How do you determine the number of possible triangles and find the measure of the three angles given #a=9, c=10, mangleC=150#?

1 Answer
Oct 31, 2017

#A=26^@45', B=150^@, C=3^@15'#

Explanation:

Since the given information is for a SSA triangle it is the ambiguous case. In the ambiguous case we first find the height by using the formula #h=bsin A#.

Note that A is the given angle and its side is always a so the other side will be b .

So if #A < 90^@# and if

  1. #h < a < b# then then there are two solutions or two triangles.

  2. #h < b < a# then there is one solution or one triangle.
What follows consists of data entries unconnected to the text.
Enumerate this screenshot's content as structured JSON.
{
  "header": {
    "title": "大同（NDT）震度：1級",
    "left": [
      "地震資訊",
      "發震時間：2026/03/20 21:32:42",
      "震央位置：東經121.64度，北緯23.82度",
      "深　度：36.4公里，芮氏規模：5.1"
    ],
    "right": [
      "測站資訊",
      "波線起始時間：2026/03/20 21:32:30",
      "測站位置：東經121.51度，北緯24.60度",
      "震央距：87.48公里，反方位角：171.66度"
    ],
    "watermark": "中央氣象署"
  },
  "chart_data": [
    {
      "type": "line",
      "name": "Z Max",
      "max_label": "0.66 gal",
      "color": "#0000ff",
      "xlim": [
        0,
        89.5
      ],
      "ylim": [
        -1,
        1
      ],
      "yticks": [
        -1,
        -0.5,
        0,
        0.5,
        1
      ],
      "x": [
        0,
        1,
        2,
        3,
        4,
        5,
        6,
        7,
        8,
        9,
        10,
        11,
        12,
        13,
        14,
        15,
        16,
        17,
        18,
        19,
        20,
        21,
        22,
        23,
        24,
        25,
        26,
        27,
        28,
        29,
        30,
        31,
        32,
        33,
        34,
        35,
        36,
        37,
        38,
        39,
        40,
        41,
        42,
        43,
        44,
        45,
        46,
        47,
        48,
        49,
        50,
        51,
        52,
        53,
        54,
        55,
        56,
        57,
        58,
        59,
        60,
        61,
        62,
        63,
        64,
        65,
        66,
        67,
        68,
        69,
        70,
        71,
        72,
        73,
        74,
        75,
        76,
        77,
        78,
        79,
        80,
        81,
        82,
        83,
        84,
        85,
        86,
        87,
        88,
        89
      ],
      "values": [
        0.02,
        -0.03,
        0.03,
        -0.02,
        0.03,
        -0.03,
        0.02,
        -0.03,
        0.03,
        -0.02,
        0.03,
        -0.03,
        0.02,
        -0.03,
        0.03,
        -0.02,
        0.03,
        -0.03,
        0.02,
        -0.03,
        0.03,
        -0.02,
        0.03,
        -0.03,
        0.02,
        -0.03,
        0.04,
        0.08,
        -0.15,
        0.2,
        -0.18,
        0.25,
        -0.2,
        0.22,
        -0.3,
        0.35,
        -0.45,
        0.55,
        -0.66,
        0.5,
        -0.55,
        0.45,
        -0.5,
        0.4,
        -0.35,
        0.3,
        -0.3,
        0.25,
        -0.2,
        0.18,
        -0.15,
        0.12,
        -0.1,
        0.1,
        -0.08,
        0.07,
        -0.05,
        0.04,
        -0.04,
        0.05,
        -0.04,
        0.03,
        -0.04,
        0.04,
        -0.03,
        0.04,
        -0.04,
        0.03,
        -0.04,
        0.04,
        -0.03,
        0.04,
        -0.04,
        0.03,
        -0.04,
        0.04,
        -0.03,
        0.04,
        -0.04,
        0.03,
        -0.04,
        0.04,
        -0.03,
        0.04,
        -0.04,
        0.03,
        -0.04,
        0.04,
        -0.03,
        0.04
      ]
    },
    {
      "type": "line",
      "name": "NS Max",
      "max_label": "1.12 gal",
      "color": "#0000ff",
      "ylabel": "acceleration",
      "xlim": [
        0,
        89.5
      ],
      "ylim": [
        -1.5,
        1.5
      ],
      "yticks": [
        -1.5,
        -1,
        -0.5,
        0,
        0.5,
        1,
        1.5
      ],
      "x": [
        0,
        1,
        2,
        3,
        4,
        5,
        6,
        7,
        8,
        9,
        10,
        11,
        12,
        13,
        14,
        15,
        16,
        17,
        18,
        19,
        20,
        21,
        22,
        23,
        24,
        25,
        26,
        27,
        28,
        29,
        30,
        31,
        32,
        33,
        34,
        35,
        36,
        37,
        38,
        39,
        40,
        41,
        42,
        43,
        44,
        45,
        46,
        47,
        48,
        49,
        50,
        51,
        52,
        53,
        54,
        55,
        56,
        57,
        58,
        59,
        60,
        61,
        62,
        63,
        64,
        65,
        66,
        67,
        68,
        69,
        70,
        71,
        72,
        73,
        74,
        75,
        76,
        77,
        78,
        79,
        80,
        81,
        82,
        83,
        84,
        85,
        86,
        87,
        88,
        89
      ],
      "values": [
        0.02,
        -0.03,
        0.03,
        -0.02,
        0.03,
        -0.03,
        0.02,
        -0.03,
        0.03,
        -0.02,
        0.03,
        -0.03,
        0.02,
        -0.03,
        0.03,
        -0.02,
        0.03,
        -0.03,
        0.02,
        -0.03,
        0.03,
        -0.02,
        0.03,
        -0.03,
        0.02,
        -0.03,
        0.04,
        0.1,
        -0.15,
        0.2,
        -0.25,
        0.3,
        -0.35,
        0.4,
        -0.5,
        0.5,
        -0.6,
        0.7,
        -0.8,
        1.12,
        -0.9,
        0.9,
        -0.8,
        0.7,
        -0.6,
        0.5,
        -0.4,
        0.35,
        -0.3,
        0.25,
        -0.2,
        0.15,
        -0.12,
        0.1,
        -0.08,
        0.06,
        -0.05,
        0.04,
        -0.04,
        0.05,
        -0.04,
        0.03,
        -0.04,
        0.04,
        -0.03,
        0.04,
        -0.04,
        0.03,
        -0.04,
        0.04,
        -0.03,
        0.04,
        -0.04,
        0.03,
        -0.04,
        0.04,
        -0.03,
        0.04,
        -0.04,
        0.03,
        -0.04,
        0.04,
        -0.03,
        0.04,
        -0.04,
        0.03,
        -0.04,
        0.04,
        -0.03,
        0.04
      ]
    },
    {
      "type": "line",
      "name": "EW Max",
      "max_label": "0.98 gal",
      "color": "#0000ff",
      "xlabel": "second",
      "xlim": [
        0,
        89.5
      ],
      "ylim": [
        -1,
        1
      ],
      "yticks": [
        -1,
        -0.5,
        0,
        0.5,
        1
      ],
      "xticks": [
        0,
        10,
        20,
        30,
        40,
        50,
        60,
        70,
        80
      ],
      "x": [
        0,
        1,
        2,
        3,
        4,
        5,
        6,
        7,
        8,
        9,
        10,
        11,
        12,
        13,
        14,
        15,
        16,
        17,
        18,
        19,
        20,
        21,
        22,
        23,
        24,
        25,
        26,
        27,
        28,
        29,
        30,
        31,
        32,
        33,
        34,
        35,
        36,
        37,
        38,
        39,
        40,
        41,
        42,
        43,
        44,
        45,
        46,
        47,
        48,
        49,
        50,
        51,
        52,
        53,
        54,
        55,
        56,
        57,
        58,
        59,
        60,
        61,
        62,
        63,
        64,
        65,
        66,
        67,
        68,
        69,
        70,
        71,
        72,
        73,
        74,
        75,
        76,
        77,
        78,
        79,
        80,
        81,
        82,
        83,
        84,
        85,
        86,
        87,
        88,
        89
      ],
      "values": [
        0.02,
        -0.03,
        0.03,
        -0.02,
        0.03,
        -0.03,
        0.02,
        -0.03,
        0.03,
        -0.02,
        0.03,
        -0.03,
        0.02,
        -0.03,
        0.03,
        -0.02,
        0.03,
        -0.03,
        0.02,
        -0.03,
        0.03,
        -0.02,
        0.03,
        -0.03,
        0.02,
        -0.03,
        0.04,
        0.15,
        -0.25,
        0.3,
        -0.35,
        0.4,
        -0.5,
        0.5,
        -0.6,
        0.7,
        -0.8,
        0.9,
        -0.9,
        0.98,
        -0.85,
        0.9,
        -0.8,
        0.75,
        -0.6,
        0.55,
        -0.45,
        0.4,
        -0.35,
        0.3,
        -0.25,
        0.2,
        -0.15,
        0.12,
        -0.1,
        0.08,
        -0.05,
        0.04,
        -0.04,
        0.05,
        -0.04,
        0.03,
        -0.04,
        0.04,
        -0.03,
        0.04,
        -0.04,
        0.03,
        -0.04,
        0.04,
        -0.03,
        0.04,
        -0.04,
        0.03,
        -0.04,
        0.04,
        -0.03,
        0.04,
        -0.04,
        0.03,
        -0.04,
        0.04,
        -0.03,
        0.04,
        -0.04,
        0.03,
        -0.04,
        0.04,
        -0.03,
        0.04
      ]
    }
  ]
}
  3. #a < h < b# then there is no solution or no triangle.

If #A >=90^@# and if

  1. #a > b# then there is one solution or one triangle.

  2. #a <=b# there is no solution

#h=9 sin150^@=4.5#, since #4.5 < 9 < 10 # we have

#h < b < a# so we are looking for one solution. Hence,

#Sin A/a = sin B / b#

#sin A /9 = sin 150^@/10#

#sin A =(9 sin 150^@)/10#

#A=sin^-1 ((9 sin 150^@)/10)=26^@45'#

and therefore

#C=180^@-150^@-26^@ 45'=3^@15'#